RB : Vous avez raison, mais c’est aussi un pont qui m’éloigne de l’époque où je faisais des films pamphlets sans trop penser à la forme et au style. Avant cela, je ne me considérais pas comme une cinéaste. Faire des films relevait de mon activisme politique. Avec Retour à Vienne, les choses ont changé. J’avais décidé d’une certaine forme pour le film, mais je n’avais pas l’intention de faire un documentaire sur les communistes juifs en particulier. Au départ, le projet portait sur les mouvements de gauche dans le IIe arrondissement de Vienne. Les socialistes et les communistes y avaient régné en force et nombre d’entre eux étaient juifs. Au début, je voulais faire un film sur trois militants différents : un communiste non juif, une femme socialiste radicale non juive et Franz West. Mais ce dernier était un personnage tellement impressionnant et un narrateur tellement génial que j’ai décidé, au cours du montage, de faire tout le film sur lui. C’est ainsi que la dimension juive a trouvé sa place dans ma vie et dans mon travail. Le film ne parle pas seulement de Franz West le Juif, mais aussi du militant de gauche et du combattant de la résistance.
LH : En fin de compte, le film retrace simultanément la mort de la Première République et l’extinction de la vie juive d’avant-guerre.
RB : C’est vrai, mais c’est venu de lui. West et la plupart des autres communistes qui avaient fui pour revenir juste après la guerre ne se considéraient pas comme des émigrants, mais plutôt comme des exilés. Ils ne sont pas partis parce qu’ils étaient juifs, mais pour des raisons politiques. Même Kreisky se considérait comme un exilé politique. Franz West n’avait jamais parlé de sa famille juive auparavant. C’est pourquoi j’ai été très émue lorsqu’il a enregistré son histoire sur une cassette à la fin du film. Cela m’a fait quelque chose. J’ai continué à faire des recherches sur ce qui était arrivé aux Juifs et j’ai écrit un livre, Die Mazzesinsel [littéralement L’île de Matzah, non traduit en français] (1984), qui recueille d’autres témoignages et des photographies. Ce fut comme une réaction en chaîne. À sa sortie, L’île de Matzah a connu un vif succès. Le premier tirage a été épuisé en quatre semaines. Les gens découvraient qu’il y avait eu des Juifs dans le IIe arrondissement. Même l’expression « L’île de matzah » était tombée en désuétude. L’éditeur du livre m’avait d’ailleurs fait part de ses doutes : « Nous ne pouvons pas utiliser ce titre parce que plus personne ne connaît le mot ‘matzah’ ». Je lui avais rétorqué : « Essayons tout de même ». Aujourd’hui, tout le monde connaît le mot.

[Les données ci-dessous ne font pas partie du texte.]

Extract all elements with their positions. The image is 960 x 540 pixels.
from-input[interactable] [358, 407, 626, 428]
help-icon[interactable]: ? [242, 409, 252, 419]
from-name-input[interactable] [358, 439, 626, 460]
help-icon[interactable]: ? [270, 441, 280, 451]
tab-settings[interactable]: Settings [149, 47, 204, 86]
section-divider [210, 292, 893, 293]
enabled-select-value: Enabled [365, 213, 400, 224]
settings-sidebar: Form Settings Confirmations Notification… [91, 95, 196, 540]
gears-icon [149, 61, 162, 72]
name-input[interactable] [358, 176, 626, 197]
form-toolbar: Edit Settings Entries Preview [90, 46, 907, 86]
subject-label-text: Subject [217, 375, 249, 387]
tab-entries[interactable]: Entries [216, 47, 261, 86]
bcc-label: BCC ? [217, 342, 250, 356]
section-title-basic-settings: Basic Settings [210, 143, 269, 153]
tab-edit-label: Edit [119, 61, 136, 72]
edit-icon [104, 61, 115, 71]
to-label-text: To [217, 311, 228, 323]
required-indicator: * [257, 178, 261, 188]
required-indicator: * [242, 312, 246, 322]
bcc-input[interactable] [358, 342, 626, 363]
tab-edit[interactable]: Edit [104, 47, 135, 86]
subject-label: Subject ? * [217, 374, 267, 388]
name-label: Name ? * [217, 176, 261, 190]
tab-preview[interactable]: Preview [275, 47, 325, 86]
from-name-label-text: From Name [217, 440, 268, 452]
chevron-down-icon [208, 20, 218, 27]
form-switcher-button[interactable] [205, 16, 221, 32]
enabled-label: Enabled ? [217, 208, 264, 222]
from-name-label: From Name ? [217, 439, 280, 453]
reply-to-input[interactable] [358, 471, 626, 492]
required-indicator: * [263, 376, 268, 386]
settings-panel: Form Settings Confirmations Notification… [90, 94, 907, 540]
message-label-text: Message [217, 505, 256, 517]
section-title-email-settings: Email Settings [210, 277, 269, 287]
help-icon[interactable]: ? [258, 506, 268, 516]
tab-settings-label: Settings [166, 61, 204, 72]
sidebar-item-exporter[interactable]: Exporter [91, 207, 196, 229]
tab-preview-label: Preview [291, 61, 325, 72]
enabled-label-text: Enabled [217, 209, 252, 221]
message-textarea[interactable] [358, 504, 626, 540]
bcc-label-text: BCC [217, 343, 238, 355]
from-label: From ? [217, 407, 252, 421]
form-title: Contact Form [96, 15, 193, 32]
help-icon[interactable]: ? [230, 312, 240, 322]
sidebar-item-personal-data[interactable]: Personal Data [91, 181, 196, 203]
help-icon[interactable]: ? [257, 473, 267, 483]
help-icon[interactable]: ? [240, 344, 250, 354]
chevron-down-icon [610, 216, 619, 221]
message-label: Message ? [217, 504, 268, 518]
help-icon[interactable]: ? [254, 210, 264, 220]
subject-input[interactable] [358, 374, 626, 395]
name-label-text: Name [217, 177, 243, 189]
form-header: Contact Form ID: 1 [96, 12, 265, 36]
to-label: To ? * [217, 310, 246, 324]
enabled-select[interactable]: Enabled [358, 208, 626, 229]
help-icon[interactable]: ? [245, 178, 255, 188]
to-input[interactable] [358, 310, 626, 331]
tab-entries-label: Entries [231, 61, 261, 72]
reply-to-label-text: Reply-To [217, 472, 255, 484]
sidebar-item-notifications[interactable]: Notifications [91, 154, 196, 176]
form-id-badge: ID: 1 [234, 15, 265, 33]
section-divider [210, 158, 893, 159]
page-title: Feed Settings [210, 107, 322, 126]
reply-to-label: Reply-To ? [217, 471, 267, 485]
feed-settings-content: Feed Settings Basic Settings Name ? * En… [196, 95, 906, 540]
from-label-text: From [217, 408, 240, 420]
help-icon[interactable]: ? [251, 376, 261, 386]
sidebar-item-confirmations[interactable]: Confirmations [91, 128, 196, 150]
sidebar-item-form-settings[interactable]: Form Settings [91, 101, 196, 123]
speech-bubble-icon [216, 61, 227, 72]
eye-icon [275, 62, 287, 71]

LH : Comme vous le dites, Franz West enregistre la dernière partie de son témoignage sur un magnétophone et vous la fait écouter. Vous rappelez-vous pourquoi il a choisi de procéder ainsi et pourquoi il ne l’a pas fait devant la caméra sous forme d’interview ?
RB : Il l’a fait alors qu’il était seul. Il a commencé à y penser et je suppose qu’il avait peur d’être submergé par l’émotion devant la caméra.
LH : Il affirme : « Il est important de parler du passé de temps en temps dans l’espoir que cela puisse changer le présent ».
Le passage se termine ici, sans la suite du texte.